Now the longer acting ones.
These are inhaled long acting ones.
These are LABAs, they hit the same
receptors, the beta 2 receptors
but they take a lot longer to kick in.
But look at the names there,
uh-oh, okay end in -erol, too.
But what you have to remember is,
all that tells us E-R-O-L,
just underline that in the names of
the drugs to help you remember that.
That tells us they are beta 2 agonist, it does
not tell you if it's fast or longer acting.
So you wanna keep that in mind.
Now remember we talked about the beta
agonist that's cholinergic antagonist?
This is a combination of a beta 2 agonist,
a short acting one:
Albuterol and then a
Now I want you to look
back at that other slide.
Remember we had that combination that big green
box of bronchoconstriction and inflammation?

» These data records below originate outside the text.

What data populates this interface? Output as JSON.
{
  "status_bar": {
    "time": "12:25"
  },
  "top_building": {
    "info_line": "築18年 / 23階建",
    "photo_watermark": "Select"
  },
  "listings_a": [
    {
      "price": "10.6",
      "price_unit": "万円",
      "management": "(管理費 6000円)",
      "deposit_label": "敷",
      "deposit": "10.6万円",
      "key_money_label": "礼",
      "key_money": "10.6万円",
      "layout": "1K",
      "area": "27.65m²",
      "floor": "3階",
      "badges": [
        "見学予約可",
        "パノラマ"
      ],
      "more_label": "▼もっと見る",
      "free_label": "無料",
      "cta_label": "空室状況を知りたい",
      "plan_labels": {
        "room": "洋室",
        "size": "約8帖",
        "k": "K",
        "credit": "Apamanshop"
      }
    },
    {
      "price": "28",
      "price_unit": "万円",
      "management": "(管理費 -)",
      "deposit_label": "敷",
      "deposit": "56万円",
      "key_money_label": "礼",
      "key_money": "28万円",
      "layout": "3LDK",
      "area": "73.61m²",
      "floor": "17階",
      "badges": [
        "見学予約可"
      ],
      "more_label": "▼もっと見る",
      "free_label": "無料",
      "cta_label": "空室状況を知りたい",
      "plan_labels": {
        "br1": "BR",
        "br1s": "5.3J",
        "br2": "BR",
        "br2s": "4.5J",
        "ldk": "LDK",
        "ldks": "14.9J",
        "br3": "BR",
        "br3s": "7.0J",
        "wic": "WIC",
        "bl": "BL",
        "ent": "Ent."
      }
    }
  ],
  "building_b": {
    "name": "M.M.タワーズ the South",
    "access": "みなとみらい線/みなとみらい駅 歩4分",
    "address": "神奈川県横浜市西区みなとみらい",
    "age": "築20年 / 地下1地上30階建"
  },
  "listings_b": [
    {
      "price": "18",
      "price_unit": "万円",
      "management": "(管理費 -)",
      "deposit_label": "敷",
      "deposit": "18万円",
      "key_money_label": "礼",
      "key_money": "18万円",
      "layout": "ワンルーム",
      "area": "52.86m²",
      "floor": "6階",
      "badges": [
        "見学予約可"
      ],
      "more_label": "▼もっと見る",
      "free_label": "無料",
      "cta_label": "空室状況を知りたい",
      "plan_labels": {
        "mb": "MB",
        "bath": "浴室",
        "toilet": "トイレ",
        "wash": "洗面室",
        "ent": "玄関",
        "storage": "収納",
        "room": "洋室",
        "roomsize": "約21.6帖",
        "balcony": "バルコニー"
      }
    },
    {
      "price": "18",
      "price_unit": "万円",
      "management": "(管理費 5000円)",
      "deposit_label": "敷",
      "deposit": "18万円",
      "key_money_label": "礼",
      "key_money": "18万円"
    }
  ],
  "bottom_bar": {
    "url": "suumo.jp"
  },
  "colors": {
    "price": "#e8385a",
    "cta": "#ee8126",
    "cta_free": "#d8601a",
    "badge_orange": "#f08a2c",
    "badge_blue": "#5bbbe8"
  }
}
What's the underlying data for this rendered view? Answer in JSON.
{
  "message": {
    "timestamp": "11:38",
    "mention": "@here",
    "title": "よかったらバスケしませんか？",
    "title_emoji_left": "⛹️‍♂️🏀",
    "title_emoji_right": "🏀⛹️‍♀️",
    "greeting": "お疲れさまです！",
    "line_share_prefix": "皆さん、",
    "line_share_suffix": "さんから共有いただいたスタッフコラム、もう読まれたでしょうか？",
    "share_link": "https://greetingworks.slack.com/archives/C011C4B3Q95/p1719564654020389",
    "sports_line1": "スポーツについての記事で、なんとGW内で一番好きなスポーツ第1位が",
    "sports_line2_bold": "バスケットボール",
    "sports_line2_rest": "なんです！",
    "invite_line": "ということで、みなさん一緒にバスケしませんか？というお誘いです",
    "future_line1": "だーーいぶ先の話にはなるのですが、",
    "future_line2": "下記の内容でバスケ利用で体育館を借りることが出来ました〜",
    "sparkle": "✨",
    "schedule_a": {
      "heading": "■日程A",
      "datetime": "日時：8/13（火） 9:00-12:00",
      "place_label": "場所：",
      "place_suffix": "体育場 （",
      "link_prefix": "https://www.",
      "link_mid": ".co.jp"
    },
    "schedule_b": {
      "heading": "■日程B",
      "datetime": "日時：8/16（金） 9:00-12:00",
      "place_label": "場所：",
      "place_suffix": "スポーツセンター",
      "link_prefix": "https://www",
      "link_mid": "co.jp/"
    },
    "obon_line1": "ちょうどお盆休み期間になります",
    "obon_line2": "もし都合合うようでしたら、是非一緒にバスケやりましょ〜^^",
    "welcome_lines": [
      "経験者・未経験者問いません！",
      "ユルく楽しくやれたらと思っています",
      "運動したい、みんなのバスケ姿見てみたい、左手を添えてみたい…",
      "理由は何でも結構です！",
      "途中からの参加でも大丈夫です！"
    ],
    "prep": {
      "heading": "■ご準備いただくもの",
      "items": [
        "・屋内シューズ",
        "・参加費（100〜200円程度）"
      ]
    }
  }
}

Look for cholinergic antagonist and
that's where Ipratropium fits in.
Put those two together and we've got
a really effective medication.
Okay. now let's look at
the inflammatory meds.
We're gonna inhale glucocorticoids
like beclomethasone dipropionate.
You've got, look at this one ends in:
Budesonide and you've got Ciclesonide.
So start to look for a common
theme in these medications.
They end in S-O-N-E or N-I-D-E.
Those are the inhaled
Now anti-luekotriene modifiers.
You can take these by mouth.
Remember the role of why we
want to block leukotrienes?
because they're the one, that nastiness
in that inflammatory response.
So these medications are antagonists, they will
block the action of leukotrienes in your body.
So you see the names there, they
end in, first two end in -lukast.
The third one doesn't so, those are a little
trickier to remember but that is the role.
They block leukotrienes.
Now the mast cells stabilizers, are like
probably the oldest drug out there: Cromolyn.
This one I'll tell you now, I just want
you to write a quick note by this one.
Mast cell stabilizer like
Cromolyn is an old school drug.
You inhale it, but this is pretty
good because it's really safe.
So make sure you put the word "safe'
down there, has minimal adverse effects
and it's really good for
If a patient, like if they go to run,
they get an asthma attack when they run,
if they will take Cromolyn 15-20 mins
before they go and do their exercise,
they will likely have less of a response
from that exercise-induced asthma.
So if a patient is going to do something
that exacerbates or kicks in their asthma,
if they medicate before that time, we're
gonna helpfully minimize that reaction.